Im "Theater des Lebens" um 1900 sucht von Herrmann die Diskurse von "Kinematographie," "Verwandlung" und "Biopolitik" zu (re-)konstruieren, in die auch die Programmschriften der bekannten Theaterreformer (etwa Georg Fuchs, Peter Behrens, E.G. Craig und anderer) für ein neues nicht-literarisches Theater gehören. Hier greift der Autor auf die Bühnen des Wissens von Psychophysik, Neurophysiologie, Experimental- und Ingenieurwissenschaften oder Kinematographie zurück, die zeitlich parallel zu finden sind und auf denen auch das Sprechen über und das Machen von Theater stehen. So entwirft er etwa unter der Überschrift "Kinematographie" ein Feld von Bewegungsstudien, das von Kleists Marionettentheater-Aufsatz über Webers "Mechanik der menschlichen Gehwerkzeuge" (1836), Muybridges und Mareys Bewegungsaufzeichnungen, einer Studie über Beinprothesen (die nach den zahlreichen Kriegen 1881 dringlich wurde) bis hin zu Taylors und Gilbreths Bewegungs- und Zeitstudien reicht und schließlich an Oskar Schlemmers "Gestentanz" und Brechts Geste als V-Effekt grenzt. Oder er zeichnet einen Diskurs der "Verwandlung," in dem er zum einen die "Tanzwut" neben die bekannte Hysterie als "Volkskrankheit" der Zeit plaziert, zum anderen den Übergang des Theaters vom sprachlich-psychologischen in das physikalisch-physiologische Konzept der Erregungsübertragung deutlich macht. Das alles liest sich sehr einleuchtend und es ist ein Vergnügen nachzuvollziehen, wie hier eine Kunst- oder Geisteswissenschaft aufbricht in den Raum der sogenannten "exakten" Natur- und Technikwissenschaften.

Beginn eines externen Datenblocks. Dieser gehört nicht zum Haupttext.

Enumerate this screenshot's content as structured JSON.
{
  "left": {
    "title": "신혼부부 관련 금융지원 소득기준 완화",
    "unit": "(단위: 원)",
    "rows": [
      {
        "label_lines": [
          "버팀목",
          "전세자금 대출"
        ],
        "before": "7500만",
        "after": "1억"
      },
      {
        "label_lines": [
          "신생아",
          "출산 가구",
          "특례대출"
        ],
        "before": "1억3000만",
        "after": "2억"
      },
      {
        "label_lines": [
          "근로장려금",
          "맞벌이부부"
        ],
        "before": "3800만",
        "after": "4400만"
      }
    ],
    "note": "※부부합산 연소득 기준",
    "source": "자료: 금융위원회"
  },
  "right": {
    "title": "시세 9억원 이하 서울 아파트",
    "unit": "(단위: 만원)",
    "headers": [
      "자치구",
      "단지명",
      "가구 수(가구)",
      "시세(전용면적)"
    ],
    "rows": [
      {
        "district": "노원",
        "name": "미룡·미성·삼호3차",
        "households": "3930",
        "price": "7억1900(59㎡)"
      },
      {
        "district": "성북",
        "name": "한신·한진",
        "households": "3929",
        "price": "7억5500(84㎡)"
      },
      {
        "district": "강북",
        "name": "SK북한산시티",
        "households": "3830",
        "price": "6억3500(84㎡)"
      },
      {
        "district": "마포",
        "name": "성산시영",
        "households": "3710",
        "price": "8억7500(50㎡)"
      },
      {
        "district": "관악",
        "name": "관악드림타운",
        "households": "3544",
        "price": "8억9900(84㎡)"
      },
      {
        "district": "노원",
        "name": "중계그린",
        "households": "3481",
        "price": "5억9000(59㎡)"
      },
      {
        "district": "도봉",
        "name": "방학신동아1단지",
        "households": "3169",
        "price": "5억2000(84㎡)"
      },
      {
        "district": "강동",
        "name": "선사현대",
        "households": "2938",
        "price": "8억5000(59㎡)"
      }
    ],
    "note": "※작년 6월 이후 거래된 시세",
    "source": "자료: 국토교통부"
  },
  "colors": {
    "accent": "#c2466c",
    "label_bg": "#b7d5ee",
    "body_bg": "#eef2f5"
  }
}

Am Beginn der Theaterwissenschaft geht von Herrmann drei Varianten ihrer frühen Konkretisationen nach: den Studien Max Herrmanns, der Theater als "Raumkunst" betrachtet, den Arbeiten Arthur Kutschers, der sie als "Ausdruckskunst" sieht und (zunächst) auf der Dichtung als Ausgangspunkt der Tätigkeit des Regisseurs beharrt, und Hermann Reichs entwicklungsgeschichtlichem Versuch einer Kulturgeschichte des Mimus. Es ist schade, daß uns der Autor in diesem letzten Teil die Rückbindung an die zuvor gehobenen Fundstücke und Fundorte einer Archäologie des Theaters ein wenig schuldig bleibt. Insgesamt aber handelt es sich um ein überaus interessantes und anregendes Buch, das bekannte Texte auf neue Befunde hin liest, neue Texte zu heben versteht und zeigt, wie übergreifend die Diskurse unter einer kulturgeschichtlichen Optik sind.